Issues with Current Design

Driver.Row/Pos, which are changed via Move serves two purposes that confuse each other:

a) Where the next AddRune will put the next rune b) The current "Cursor Location"

If most TUI apps acted like a command line where the visible cursor was always visible, this might make sense. But the fact that only a very few View subclasses we've seen actually care to show the cursor illustrates a problem:

Any drawing causes the "Cursor Position" to be changed/lost. This means we have a ton of code that is constantly repositioning the cursor every MainLoop iteration.

The actual cursor position RARELY changes (relative to Mainloop.Iteration).

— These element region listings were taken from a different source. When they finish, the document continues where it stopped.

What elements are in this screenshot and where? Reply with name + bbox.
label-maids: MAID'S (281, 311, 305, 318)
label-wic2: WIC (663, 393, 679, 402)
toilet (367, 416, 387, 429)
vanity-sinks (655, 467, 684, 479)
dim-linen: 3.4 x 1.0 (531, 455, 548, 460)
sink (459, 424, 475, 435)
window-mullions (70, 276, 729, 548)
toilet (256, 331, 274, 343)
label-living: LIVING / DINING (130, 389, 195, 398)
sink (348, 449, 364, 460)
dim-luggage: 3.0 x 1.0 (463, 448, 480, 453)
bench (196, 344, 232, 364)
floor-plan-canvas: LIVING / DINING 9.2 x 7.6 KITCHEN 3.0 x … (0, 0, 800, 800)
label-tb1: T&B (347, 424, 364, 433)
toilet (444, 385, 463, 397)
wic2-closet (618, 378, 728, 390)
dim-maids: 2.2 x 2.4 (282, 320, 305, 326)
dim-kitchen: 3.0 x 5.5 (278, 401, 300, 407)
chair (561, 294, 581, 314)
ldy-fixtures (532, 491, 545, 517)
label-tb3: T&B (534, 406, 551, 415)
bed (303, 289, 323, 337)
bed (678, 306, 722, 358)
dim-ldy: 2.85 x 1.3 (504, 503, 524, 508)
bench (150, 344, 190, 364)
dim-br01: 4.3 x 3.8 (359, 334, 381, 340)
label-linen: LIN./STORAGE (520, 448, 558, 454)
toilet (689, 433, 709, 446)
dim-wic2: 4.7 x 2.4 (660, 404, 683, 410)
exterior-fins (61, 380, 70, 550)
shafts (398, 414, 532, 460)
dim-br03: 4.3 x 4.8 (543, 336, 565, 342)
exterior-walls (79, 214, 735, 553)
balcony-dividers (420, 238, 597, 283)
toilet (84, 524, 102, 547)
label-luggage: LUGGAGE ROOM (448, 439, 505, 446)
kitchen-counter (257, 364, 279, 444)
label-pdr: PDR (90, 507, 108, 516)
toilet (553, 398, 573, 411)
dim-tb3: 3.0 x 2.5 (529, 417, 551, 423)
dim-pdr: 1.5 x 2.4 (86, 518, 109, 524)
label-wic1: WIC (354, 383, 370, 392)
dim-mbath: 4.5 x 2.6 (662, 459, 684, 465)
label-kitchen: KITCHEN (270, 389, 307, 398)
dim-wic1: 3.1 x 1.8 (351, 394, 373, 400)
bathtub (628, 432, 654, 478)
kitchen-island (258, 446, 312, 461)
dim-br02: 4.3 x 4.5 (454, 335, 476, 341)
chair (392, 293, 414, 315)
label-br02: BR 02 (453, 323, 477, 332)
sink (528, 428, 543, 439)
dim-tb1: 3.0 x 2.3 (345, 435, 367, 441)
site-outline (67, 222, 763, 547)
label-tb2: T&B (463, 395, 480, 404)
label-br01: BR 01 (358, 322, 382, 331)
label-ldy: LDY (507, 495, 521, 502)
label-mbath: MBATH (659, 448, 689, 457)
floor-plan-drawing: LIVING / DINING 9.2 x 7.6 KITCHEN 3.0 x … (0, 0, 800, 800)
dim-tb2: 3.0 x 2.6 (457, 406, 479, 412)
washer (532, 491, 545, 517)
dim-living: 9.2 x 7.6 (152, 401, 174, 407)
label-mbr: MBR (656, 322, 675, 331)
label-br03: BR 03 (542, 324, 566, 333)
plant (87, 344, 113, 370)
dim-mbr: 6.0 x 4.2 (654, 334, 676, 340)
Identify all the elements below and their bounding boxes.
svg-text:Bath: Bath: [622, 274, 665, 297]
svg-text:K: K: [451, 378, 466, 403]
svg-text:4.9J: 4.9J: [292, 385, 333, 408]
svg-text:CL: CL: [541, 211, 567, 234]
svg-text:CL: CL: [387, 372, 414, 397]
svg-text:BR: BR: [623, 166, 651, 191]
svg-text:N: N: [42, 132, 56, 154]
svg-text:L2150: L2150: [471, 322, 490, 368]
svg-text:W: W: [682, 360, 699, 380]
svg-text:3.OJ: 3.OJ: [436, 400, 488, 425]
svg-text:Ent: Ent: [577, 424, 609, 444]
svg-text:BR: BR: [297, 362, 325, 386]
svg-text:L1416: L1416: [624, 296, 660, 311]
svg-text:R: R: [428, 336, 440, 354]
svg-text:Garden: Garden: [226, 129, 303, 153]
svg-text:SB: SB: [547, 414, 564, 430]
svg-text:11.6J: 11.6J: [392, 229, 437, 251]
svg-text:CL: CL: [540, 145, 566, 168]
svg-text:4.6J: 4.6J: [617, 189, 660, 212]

Derived from above, the current design means we need to call View.PositionCursor` every iteration. For some views this is a low-cost operation. For others it involves a lot of math.

This is just stupid.

Flicker

Related to the above, we need constantly Show/Hide the cursor every iteration. This causes ridiculous cursor flicker.

View.PositionCursor is poorly spec'd and confusing to implement correctly

Should a view call base.PositionCursor? If so, before or after doing stuff?

Setting cursor visibility in OnEnter actually makes no sense

First, leaving it up to views to do this is fragile.

Second, when a View gets focus is but one of many places where cursor visibilty should be updated.